El día que bajé hacia ese desierto, coincidí en el destartalado 4x4 con una pareja de chicos jóvenes. “No creo que pasen de los 20”, pensé. Estuve un rato mirándolos y elucubrando sobre su nacionalidad. Después de unos minutos, me subí al techo del vehículo para disfrutar de la brisa y de las vistas. El chico me acompañó. Nico, 21 años, chileno. La primera pregunta que me hizo fue al menos inquietante:
-¿Has oído hablar de Catalina La española?
-Demasiadas veces, contesté.
-Vale, pues lo que te voy a contar ahora es la historia más increíble que me ha sucedido en mi vida –me dijo sonriendo, sin apartar la mirada-, y yo no creo en brujas ni en cosas por el estilo. Hace un mes estuvimos Daniela y yo en su lugar y, después de una semana, Catalina se llevó a mi chica a dar un paseo y le dijo que estaba embarazada. ‘No puede ser’, le dijo Daniela. ‘Sí, vas a tener una niña’, respondió con seguridad Catalina. Dani me lo contó y cuando nos fuimos de San José y llegamos a Oaxaca compramos un predíctor que nos confirmó que íbamos a ser padres.
-Así que finalmente tendré que ir a conocerla, le dije.
-Deberías, nosotros volveremos a DF en poco y luego vamos al tiro para allá.
Pasé un par de días con los chilenos en un lugar llamado Wadley, el pueblo fantasma. Volví a ver después de muchos años al señor Tomás, a su perro Napoleón, a Natividad, el jefe de los indios huicholes, y al que dicen que es el tren más largo del mundo, el que cruza el desierto camino de los Estados Unidos. Nico y yo también vimos dos arco iris que un día se dibujaron en el cielo al mismo tiempo, pero esa es otra historia.
Volvimos a la capital y, tal como habíamos planeado, llegamos a San José del Pacífico.
La casa-pensión de Catalina está en lo alto de una colina y con los años se ha ido llenando de personajes llegados desde diferentes lugares de América. Un tipo que luchó con la guerrilla en El Salvador y que pinta cuadros miniatura con las uñas. Un gringo que huyó de EEUU cuando estaba a punto de ingresar en alguna cárcel del sur. Una mulata a la que no le gustan demasiado las preguntas. Todos comparten muchos vicios y una sola afición: el ajedrez. Juegan desde las 12 de la mañana hasta la madrugada. Tampoco hay mucho que hacer. Durante las dos semanas que pasé allí, jamás vi perder una sola partida a Catalina.
Cuando, después de acomodarnos en una habitación, los chicos llamaron a Catalina para decirle que sus predicciones eran ciertas y que esperaban una criatura, ella los miró como preguntando: “¿no habréis venido hasta aquí para decirme lo que ya sabía?”.
Fueron días tranquilos, doing nothing, quizá un paseo, alguien cocinaba, si Catalina comentaba alguna cosa sorprendente y le preguntabas, su respuesta era demoledora: “eso me lo dijeron los hongos”. De vez en cuando llegaba alguien para quedarse unos días. Entre partida y partida, Catalina iba deslizando su historia. Nació en Andalucía, cuando su hija cumplió los 25 decidió abandonar su tierra, se trasladó a Roma, luego a México, país en el que decidió quedarse porque allí “nadie se sorprendía cuando decía que veía vírgenes y muertos”.

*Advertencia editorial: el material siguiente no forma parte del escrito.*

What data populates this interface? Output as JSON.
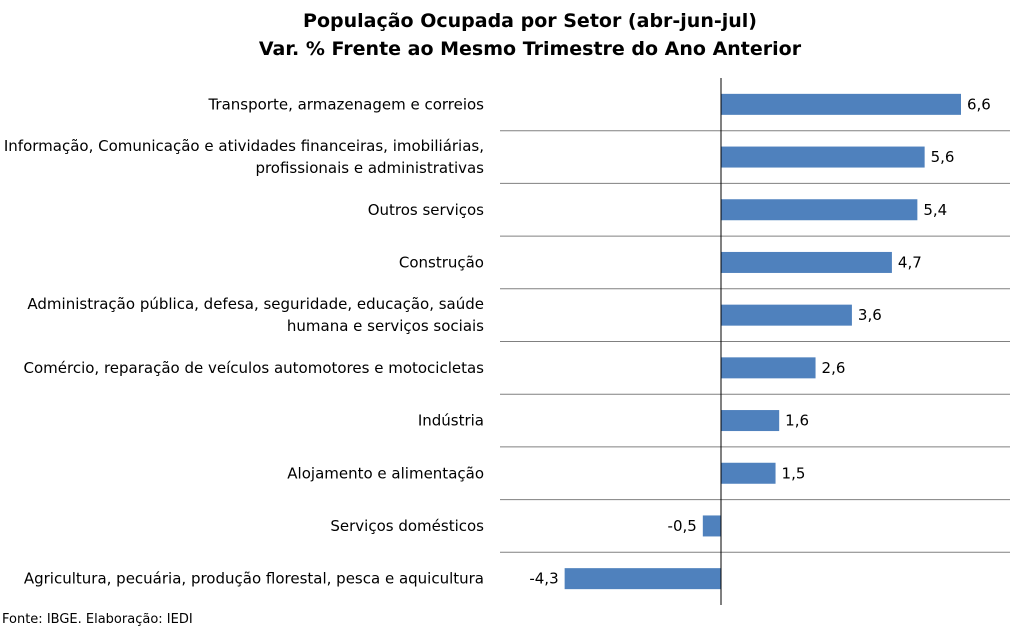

Como todo, los días en San José llegaron a su fin. Me despedí de los chilenos, de Catalina y de los parroquianos de su casa, algunos de los cuales apenas desviaron la mirada del tablero para despedirse. Nico y Daniela continuaron su viaje por Centroamérica, llegaron a Colombia, tomaron un avión hacia Chile y, lo que es más importante, decidieron que a su hija -a esas alturas ya no tenían ninguna duda de que sería niña- la llamarían Guadalupe, en honor a la Virgen más reverenciada de México.